Ein Jahr ist vergangen, seit mein Buch in den Handel kam. Ein Jahr seit ich anfing, nach früher eher zaghaften Versuchen Mobbing etwas entgegen zu setzen, nach und nach alle – wirklich alle! – Register zu ziehen, um einer perfiden Form von Gewalt aktiv zu begegnen.
Der richtige Zeitpunkt, eine erste Bilanz zu ziehen…

Da waren zunächst die anonymen Drohungen… Naja. Was ich davon halte, habe ich wohl schon hinlänglich zum Ausdruck gebracht.
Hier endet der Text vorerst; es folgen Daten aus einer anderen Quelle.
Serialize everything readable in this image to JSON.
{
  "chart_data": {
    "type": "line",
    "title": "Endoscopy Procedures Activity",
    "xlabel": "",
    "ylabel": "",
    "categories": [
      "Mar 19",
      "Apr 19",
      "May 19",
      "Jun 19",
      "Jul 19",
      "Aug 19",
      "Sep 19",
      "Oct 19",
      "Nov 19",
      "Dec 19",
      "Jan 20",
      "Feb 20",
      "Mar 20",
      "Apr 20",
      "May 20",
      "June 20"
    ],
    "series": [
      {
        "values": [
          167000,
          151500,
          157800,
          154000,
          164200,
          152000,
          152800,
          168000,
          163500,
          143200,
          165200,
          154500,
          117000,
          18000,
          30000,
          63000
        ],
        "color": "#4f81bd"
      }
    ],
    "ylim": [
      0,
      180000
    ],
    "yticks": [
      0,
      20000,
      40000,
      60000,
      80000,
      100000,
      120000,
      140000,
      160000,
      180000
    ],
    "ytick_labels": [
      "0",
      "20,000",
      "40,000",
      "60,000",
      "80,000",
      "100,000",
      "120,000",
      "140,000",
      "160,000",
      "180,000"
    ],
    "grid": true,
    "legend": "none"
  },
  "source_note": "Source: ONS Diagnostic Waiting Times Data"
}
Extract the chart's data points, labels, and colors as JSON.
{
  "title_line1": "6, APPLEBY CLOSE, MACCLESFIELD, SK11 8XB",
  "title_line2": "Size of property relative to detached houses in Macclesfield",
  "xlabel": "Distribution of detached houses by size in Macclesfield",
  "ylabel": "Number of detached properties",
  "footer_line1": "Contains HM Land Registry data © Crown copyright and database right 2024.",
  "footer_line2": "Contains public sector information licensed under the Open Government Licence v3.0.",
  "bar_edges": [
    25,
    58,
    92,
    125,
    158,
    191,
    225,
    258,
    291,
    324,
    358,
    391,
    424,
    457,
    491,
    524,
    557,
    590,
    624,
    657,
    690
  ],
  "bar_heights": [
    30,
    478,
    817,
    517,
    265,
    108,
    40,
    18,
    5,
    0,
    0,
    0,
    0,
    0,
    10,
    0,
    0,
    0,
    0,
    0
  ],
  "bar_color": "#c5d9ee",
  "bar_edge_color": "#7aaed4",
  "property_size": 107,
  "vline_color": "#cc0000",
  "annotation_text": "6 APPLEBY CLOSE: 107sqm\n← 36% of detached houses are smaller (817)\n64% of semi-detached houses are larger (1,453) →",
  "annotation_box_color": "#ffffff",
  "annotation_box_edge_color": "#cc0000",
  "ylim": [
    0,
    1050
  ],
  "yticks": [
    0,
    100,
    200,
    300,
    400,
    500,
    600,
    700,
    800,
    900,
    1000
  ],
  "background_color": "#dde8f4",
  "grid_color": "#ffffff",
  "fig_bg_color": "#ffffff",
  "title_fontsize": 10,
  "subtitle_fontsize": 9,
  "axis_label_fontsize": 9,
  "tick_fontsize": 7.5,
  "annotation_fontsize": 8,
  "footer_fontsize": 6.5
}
Wenigstens war das für mich der endgültige Anstoß, Polizei und Staatsanwaltschaft einzuschalten. Das hätte ich jedoch schon viel früher tun sollen. Aber wem kommt es in den Sinn, Anzeige gegen „Kameraden“ oder „Freunde“ zu erstatten?

Einige wenige Aggressoren haben sich zu Wort gemeldet – in sehr überschaubarer Zahl. Nach der geballten Aggression, die ich im KK Ruhr erlebt habe, haut mich das nicht um. Warum eigentlich können sich Gegner einer Idee, einer Initiative, einer Maßnahme nicht sachlich äußern?
Früher hat man immer gesagt: „Wer schreit, hat Unrecht…“.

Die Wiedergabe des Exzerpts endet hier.